Scripts and SQL queries for transitioning the sciencemadness XMB database to phpBB
The main file to load is "sm_transition.rb". The easiest way to use it is to start up a Ruby console by running:
pry -r ./sm-transition.rb
This will connect both the XMB and phpBB databases and allow access to both of them. To see what tables are available, you can type XMB_TABLES
or PHPBB_TABLES
in the Ruby console. If you want to make an SQL query to either database, you can use these wrappers:
XMB_DB.query("SELECT * FROM xmb_members WHERE uid = (SELECT MAX(uid) FROM xmb_members)").to_a.first
PHPBB_DB.query("SELECT * FROM sm_users WHERE user_id = (SELECT MAX(user_id) FROM sm_users)").to_a.first
These commands will return the most recently registered user in the XMB and phpBB databases, respectively. You don't have to do this in most cases though. Using the SQLTable
class, you can do the same thing using the following commands:
XMB.members[XMB.members.max]
PHPBB.users[PHPBB.users.max]
Individual records are always returned as Ruby hash objects. Some tables that are especially important for converting from XMB to phpBB have .to_phpbb(n)
methods, which will convert as many fields as possible and return a hash of tables that then need to be written to the phpBB database. The XMB tables should not be written to for any reason.
Files starting with "fix" or "import" are typically scripts that are made to perform various tasks that are necessary for converting the database to phpBB. The X2P module contains a lot of useful methods for working with these databases. New general-purpose methods are added there, and can be called without a reference to the X2P module.
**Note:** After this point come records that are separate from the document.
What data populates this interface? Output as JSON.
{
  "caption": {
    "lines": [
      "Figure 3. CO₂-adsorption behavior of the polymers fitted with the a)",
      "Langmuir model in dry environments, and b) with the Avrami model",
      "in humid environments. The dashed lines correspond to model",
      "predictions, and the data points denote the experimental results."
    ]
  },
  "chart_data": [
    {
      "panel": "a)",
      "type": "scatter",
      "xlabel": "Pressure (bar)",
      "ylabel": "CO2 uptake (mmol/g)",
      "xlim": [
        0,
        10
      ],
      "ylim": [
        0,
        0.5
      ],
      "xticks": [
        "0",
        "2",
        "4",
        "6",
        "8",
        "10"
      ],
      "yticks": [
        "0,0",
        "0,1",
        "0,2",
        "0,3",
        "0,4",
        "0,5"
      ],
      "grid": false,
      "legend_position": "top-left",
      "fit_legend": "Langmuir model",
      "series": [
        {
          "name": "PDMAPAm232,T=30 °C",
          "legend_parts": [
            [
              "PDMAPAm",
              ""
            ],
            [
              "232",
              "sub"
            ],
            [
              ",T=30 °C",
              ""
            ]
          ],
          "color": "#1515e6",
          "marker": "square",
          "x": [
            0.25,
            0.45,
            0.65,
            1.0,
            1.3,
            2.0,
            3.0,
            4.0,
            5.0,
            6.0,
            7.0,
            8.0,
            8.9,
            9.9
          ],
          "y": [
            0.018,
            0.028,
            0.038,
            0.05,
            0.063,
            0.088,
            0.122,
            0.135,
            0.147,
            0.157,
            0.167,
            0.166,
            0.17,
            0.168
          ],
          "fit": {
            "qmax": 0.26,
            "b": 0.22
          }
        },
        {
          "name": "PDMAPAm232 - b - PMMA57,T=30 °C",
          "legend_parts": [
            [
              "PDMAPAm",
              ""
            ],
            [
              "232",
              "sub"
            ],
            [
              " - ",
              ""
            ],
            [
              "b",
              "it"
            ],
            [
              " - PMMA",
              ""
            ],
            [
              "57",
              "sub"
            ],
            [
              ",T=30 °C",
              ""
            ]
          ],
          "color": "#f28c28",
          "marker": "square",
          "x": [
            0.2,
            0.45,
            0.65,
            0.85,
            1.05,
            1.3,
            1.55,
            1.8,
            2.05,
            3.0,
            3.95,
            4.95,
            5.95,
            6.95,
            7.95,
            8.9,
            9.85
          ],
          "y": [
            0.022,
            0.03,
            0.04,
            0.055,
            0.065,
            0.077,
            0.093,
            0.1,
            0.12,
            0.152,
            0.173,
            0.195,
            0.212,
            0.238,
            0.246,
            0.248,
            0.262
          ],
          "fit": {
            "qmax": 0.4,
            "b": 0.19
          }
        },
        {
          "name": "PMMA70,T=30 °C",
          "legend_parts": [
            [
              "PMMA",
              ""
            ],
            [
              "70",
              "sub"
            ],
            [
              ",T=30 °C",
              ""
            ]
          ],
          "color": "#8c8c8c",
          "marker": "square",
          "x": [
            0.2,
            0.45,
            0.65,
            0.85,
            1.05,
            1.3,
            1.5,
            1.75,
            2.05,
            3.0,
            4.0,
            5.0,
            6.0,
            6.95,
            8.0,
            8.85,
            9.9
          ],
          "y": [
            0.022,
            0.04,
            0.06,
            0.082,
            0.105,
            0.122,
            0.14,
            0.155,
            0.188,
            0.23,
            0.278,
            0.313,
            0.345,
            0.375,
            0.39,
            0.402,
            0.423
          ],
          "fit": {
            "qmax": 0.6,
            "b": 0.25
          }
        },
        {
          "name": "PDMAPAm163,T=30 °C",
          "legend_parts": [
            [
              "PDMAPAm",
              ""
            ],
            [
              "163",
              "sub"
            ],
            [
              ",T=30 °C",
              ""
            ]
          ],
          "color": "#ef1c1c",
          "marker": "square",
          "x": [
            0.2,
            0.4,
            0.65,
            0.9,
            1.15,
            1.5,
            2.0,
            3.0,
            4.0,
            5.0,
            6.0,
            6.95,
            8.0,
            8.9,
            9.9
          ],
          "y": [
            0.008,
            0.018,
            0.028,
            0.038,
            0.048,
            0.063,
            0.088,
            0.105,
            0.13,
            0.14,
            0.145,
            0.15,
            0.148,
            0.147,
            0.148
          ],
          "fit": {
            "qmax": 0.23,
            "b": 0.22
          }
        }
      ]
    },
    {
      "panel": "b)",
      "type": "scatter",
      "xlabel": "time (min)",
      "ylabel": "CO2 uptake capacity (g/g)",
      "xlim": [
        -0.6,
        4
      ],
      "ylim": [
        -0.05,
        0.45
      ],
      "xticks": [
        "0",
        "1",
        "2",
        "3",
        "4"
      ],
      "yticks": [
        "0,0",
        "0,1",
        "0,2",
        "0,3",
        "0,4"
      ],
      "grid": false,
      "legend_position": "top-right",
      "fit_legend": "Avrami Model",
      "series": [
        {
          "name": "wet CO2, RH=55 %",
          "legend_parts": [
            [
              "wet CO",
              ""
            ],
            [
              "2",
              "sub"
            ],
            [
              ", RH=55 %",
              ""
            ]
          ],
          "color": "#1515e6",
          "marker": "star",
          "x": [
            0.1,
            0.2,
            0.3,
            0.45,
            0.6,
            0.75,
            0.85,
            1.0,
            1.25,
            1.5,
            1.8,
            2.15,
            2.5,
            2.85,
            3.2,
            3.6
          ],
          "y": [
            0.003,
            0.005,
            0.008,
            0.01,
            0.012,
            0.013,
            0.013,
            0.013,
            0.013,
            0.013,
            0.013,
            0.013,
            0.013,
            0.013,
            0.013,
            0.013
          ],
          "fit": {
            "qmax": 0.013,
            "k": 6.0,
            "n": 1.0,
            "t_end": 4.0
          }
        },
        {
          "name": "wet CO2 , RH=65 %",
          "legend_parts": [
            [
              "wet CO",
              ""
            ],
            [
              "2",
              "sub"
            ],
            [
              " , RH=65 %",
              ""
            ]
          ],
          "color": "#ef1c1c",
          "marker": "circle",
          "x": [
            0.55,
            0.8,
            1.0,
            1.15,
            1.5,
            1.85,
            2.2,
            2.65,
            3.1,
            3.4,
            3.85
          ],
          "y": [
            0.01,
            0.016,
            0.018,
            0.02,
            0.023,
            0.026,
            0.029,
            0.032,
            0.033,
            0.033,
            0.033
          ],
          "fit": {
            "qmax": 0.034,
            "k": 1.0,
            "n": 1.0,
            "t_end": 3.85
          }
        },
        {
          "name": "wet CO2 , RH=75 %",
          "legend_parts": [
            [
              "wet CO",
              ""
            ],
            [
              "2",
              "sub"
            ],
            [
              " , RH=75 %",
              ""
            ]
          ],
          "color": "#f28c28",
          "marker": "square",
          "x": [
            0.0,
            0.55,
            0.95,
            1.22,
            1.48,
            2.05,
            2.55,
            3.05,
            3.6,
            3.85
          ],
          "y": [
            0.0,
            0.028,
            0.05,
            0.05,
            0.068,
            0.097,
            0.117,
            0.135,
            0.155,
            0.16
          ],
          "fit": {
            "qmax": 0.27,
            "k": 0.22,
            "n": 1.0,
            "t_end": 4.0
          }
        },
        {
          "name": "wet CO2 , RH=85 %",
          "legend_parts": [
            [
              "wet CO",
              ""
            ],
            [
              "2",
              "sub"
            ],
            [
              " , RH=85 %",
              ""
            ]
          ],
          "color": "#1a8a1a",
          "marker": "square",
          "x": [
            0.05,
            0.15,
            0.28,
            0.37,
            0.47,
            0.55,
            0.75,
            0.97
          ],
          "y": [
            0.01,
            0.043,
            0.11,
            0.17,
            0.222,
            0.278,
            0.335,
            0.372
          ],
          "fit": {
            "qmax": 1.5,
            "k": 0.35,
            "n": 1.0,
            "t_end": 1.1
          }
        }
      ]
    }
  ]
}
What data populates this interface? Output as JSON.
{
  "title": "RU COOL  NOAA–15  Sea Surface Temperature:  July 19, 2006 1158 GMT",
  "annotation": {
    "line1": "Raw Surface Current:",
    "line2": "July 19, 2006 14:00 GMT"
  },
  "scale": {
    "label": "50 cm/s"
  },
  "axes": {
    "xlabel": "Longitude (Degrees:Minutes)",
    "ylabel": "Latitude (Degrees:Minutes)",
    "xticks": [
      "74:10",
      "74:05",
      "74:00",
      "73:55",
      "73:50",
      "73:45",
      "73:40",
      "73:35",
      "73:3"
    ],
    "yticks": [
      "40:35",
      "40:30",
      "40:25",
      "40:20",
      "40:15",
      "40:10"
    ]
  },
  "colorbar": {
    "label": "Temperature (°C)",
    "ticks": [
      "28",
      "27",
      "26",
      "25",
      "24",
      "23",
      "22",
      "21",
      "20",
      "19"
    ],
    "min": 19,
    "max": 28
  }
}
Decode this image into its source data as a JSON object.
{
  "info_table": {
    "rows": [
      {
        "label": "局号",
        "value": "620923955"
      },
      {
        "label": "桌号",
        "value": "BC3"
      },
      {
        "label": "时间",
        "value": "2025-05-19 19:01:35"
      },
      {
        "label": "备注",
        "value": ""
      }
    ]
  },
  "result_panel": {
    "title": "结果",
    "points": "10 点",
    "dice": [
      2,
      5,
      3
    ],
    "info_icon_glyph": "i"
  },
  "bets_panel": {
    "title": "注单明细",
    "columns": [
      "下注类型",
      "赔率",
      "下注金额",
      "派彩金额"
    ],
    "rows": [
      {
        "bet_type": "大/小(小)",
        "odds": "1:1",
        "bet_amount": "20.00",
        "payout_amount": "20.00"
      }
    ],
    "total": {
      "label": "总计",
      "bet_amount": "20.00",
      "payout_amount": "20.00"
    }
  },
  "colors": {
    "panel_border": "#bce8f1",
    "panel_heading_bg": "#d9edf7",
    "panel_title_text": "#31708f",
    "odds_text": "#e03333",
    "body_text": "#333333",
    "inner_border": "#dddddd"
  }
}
Importing posts takes quite a lot of time, so in order to speed it up, my conversion script will load all the data for a given thread/topic into memory, then process each one before writing it to the phpBB post table.
For attachments, phpBB saves them as files in the regular filesystem, which seems preferable to saving them as large SQL fields. I was curious as to how many attachments were duplicates in the system, and so set up a process where attachments were run through an MD5 checksum, then saved with their checksum as their filename. This way, duplicate files would have the same name, and presumably also the same data. The amount of duplication wasn't very high though, and implementing this only actually saved about 10% compared to not doing it.